A novel trinucleating ligand system H4(PDK), for porphyrin-based diamine bis(Kemp's triacid)imide, was constructed by using two molecules of Kemp's triacid and one molecule of porphyrin as building blocks. The dimeso-substituted octaalkylporphyrin unit, carrying bromomethyl groups at the ortho positions of two trans-positioned meso-phenyl groups, was synthesized from (3,3'-diethyl-4,4'-dimethyl-2,2'-dipyrrolyl)methane and (alpha-bromo-o-tolualdehyde.

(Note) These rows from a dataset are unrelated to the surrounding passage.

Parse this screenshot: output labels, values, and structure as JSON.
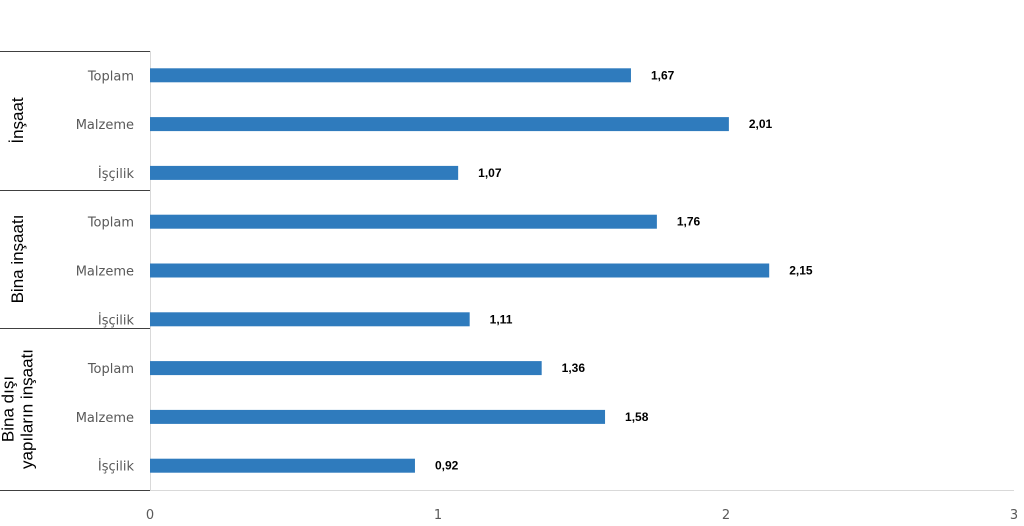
{
  "chart_data": {
    "type": "bar",
    "orientation": "horizontal",
    "bar_color": "#2f7bbd",
    "groups": [
      {
        "label_lines": [
          "İnşaat"
        ],
        "items": [
          {
            "category": "Toplam",
            "value": 1.67,
            "label": "1,67"
          },
          {
            "category": "Malzeme",
            "value": 2.01,
            "label": "2,01"
          },
          {
            "category": "İşçilik",
            "value": 1.07,
            "label": "1,07"
          }
        ]
      },
      {
        "label_lines": [
          "Bina inşaatı"
        ],
        "items": [
          {
            "category": "Toplam",
            "value": 1.76,
            "label": "1,76"
          },
          {
            "category": "Malzeme",
            "value": 2.15,
            "label": "2,15"
          },
          {
            "category": "İşçilik",
            "value": 1.11,
            "label": "1,11"
          }
        ]
      },
      {
        "label_lines": [
          "Bina dışı",
          "yapıların inşaatı"
        ],
        "items": [
          {
            "category": "Toplam",
            "value": 1.36,
            "label": "1,36"
          },
          {
            "category": "Malzeme",
            "value": 1.58,
            "label": "1,58"
          },
          {
            "category": "İşçilik",
            "value": 0.92,
            "label": "0,92"
          }
        ]
      }
    ],
    "xlim": [
      0,
      3
    ],
    "xticks": [
      "0",
      "1",
      "2",
      "3"
    ],
    "grid": false,
    "legend": "none"
  }
}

The structures of both of the two atropisomers (alpha,alpha- and alpha,beta-) of bromoporphyrin, H2(alpha,alpha-BP) and H2(alpha,beta-BP), were determined by X-ray crystallography, with the alpha,beta-isomer as the free base form and the alpha,alpha-isomer as the zinc complex. Both the alpha,alpha- and alpha,beta-isomers of the bromomethyl porphyrins were converted to their aminomethyl derivatives, H2(alpha,alpha-AP) and H2(alpha,beta-AP), through the corresponding imidoporphyrin intermediates, H2(alpha,alpha-IP) and H2(alpha,beta-IP), by the Gabriel synthesis. The alpha,alpha- and alpha,beta-aminoporphyrins were coupled with Kemp's triacid anhydride-chloride to form H4(alpha,alpha-PDK) and H4(alpha,beta-PDK), respectively. Unlike the alpha,beta-isomer, the structure of which was determined by X-ray crystallography for the zinc complex, H4(alpha,alpha-PDK) has a remarkable and complicated solvent-dependent 1H NMR spectrum that suggests the existence of hydrogen bonding interactions between two convergent, tethered Kemp's triacid units, as predicted in a modeling study. The convergent feature is essential for the target ligand H4(alpha,alpha-PDK) to form trinuclear metal complexes with a bis(carboxylato) dimetallic unit sitting above a metalloporphyrin ring.